Die Kaffeehäuser Wiens sind Kulturgut, unsterbliche Legende, bis auf den Tag Treffpunkt der Wiener und
erste Adressen für jeden Wien-Besucher. Ihnen haben Carola Leitner und Kurt Hamtil ebenfalls einen Band gewidmet, der Wien atmet. Wie auch nicht, besuchen wir mit Ihnen Institutionen wie das Café Sacher, das Café Schönbrunn, das Café Central, das Café Sperl, die Konditorei Demel und viele andere mehr. Auch hier geht die Zeitreise über mehr als ein halbes Jahrhundert. Erinnerungen an berühmte Kaffeehaus-Literaten wie Peter Altenberg, Egon Friedell, Alfred Polgar, Heimito von Doderer und Karl Kraus werden wach - und zugleich die häßlich Seite der Medaille, an die Zeit, als gleich nach dem "Anschluß" Österreichs ans Deutsche Reich nicht wenige Cafés Juden die Bewirtung verwehrten - namhaft gemacht wird mit einem Foto das Café Mantler - auch das Kaffeehaus Schuh zeigte sich stramm nationalsozialistisch. Ein dunkles Kapitel.
Was sicher aber auch interessant ist, sind die Rollen und Positionen des Ober- oder Zahlkellners, der Sitzkassiererin und des eigentlich unverzichtbaren Piccolo. Die werden in diesem Band ebenso vorgestellt wie die Gäste über die Jahrzehnte und die Innenarchitekturen im Wandel der Zeiten.
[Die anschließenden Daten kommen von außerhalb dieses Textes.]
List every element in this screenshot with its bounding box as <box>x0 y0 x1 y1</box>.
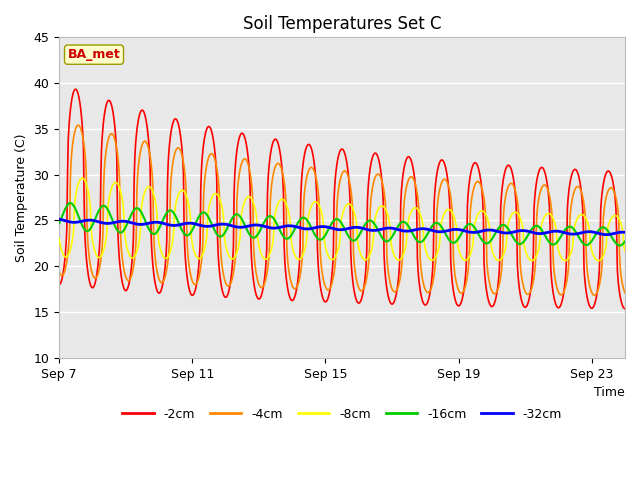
Text: BA_met: BA_met <box>68 48 120 61</box>
X-axis label: Time: Time <box>595 386 625 399</box>
Y-axis label: Soil Temperature (C): Soil Temperature (C) <box>15 133 28 262</box>
Title: Soil Temperatures Set C: Soil Temperatures Set C <box>243 15 442 33</box>
Legend: -2cm, -4cm, -8cm, -16cm, -32cm: -2cm, -4cm, -8cm, -16cm, -32cm <box>117 403 567 425</box>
So weit, so gut. Kommen wir aber zur Kritik, an der leider nicht gespart werden kann. Was nämlich beiden hier vorgestellten Büchern gänzlich fehlt, sind a. eine logische Anordnung oder Kapitel-Einteilung, b. eine Chronologie und c. ein Namens- oder Straßen-Index. Zudem sind die Bild-Kommentare viel zu oft nur beliebig, austauschbar, einfallslos oder mitunter gar falsch. Da werden am Ende des Kaffeehaus-Bandes z.B. auf S. 95 zwei Fotos mit den Zeilen: "Im Café Weidinger, 1972: Ober mit Tablett" - und "Innenansichten im Kaffeehaus Weidinger : Schachspieler" - gezeigt. Ja ich bitte schön, daß der Ober ein Tablett trägt, hätte wohl jeder Depp selbst gesehen. und die angeblichen Schachspieler halten ganz eindeutig Spielkarten in den Händen. Vielleicht schnapsen oder tarocken sie, aber gewiß spielen sie nicht Schach.
Bei einer Nach-Auflage sollte daran gearbeitet werden, wären doch die Fotos diese Mühe allemal wert.